The first-order Markov assumption may be oversimplified, potentially under-modeling long-range dependencies (though higher-order validation is provided in the appendix).
Model sizes are relatively small (4–20B); larger models might exhibit different geometric trap patterns.
Geometric angles (\(\theta_{\text{ref}}\)) are aggregated across layers; differences across individual layers were not extensively explored.
The study focuses on the "once-trapped-stay-trapped" observation rather than active "de-trapping" strategies beyond topic randomization.

vs. Arditi et al. 2024 (Refusal Directions): This work generalizes the finding that refusal not only has a single direction but also strong carryover and a geometric mechanism.
vs. Carryover Effects Studies (Simhi 2024, Zhang 2024): Previous studies focused on the output layer; this work adds the white-box perspective and proves the correlation.
vs. Jailbreak via Adversarial Tokens (Zou 2023): This work provides a latent space geometric explanation: adversarial tokens break topic coherence, thus dissolving the geometric trap.
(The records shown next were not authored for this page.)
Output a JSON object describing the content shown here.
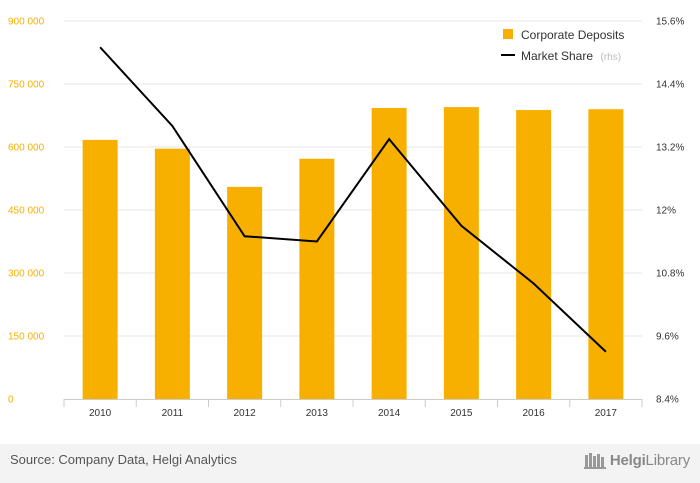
{
  "colors": {
    "bar": "#f7b000",
    "line": "#000000",
    "left_tick": "#f7b000",
    "grid": "#e6e6e6",
    "axis": "#cccccc"
  },
  "chart_data": {
    "type": "bar",
    "categories": [
      "2010",
      "2011",
      "2012",
      "2013",
      "2014",
      "2015",
      "2016",
      "2017"
    ],
    "series": [
      {
        "name": "Corporate Deposits",
        "type": "bar",
        "axis": "left",
        "values": [
          617000,
          596000,
          505000,
          572000,
          693000,
          695000,
          688000,
          690000
        ]
      },
      {
        "name": "Market Share",
        "name_suffix": "(rhs)",
        "type": "line",
        "axis": "right",
        "values": [
          15.1,
          13.6,
          11.5,
          11.4,
          13.35,
          11.7,
          10.6,
          9.3
        ]
      }
    ],
    "ylim_left": [
      0,
      900000
    ],
    "yticks_left": [
      "0",
      "150 000",
      "300 000",
      "450 000",
      "600 000",
      "750 000",
      "900 000"
    ],
    "ylim_right": [
      8.4,
      15.6
    ],
    "yticks_right": [
      "8.4%",
      "9.6%",
      "10.8%",
      "12%",
      "13.2%",
      "14.4%",
      "15.6%"
    ],
    "grid": true,
    "legend_position": "top-right"
  },
  "footer": {
    "source": "Source: Company Data, Helgi Analytics",
    "logo_prefix": "Helgi",
    "logo_suffix": "Library"
  }
}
Insights: The "behavioral persistence + geometric trap" framework can be extended to other state-dependent phenomena such as format-locking in in-context learning, persona drift, or code style locking. It can also inform the design of active "de-trapping" mechanisms, such as periodic topic refreshes as prompt-side safety patches.

Rating¶

Novelty: ⭐⭐⭐⭐ The unified dual-perspective framework is new, though Markov chains and geometric separation are independently known.
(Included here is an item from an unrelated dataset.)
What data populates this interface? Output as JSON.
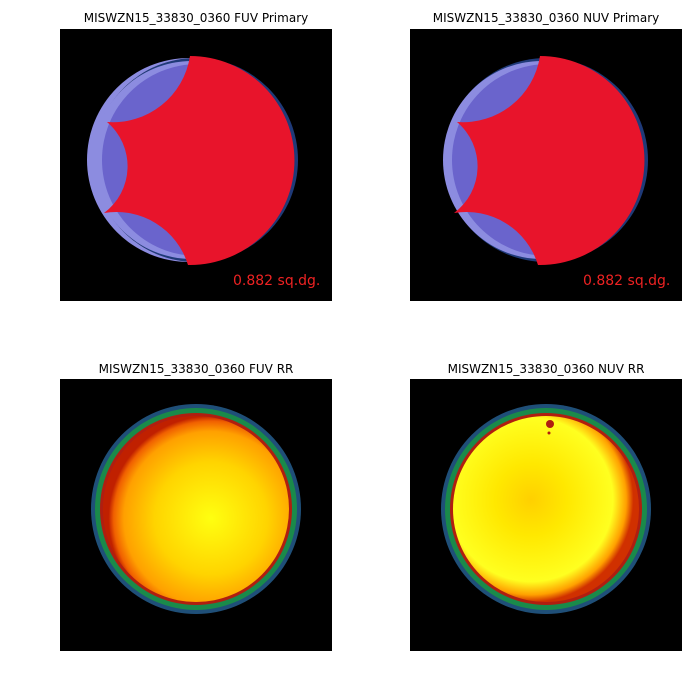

Experimental Thoroughness: ⭐⭐⭐⭐⭐ Comprehensive coverage across 3 models, 6 datasets, 3 phenomena, consistent/inconsistent controls, closed-source validation, and higher-order Markov analysis.
Writing Quality: ⭐⭐⭐⭐ Concepts are introduced clearly; Figure 1 is intuitive. The geometric derivation could be more detailed.
Value: ⭐⭐⭐⭐ Provides practical insights for multi-turn safety, jailbreak mechanisms, and dialogue deployment. Serves as a template for combining mechanistic interpretability with behavioral analysis.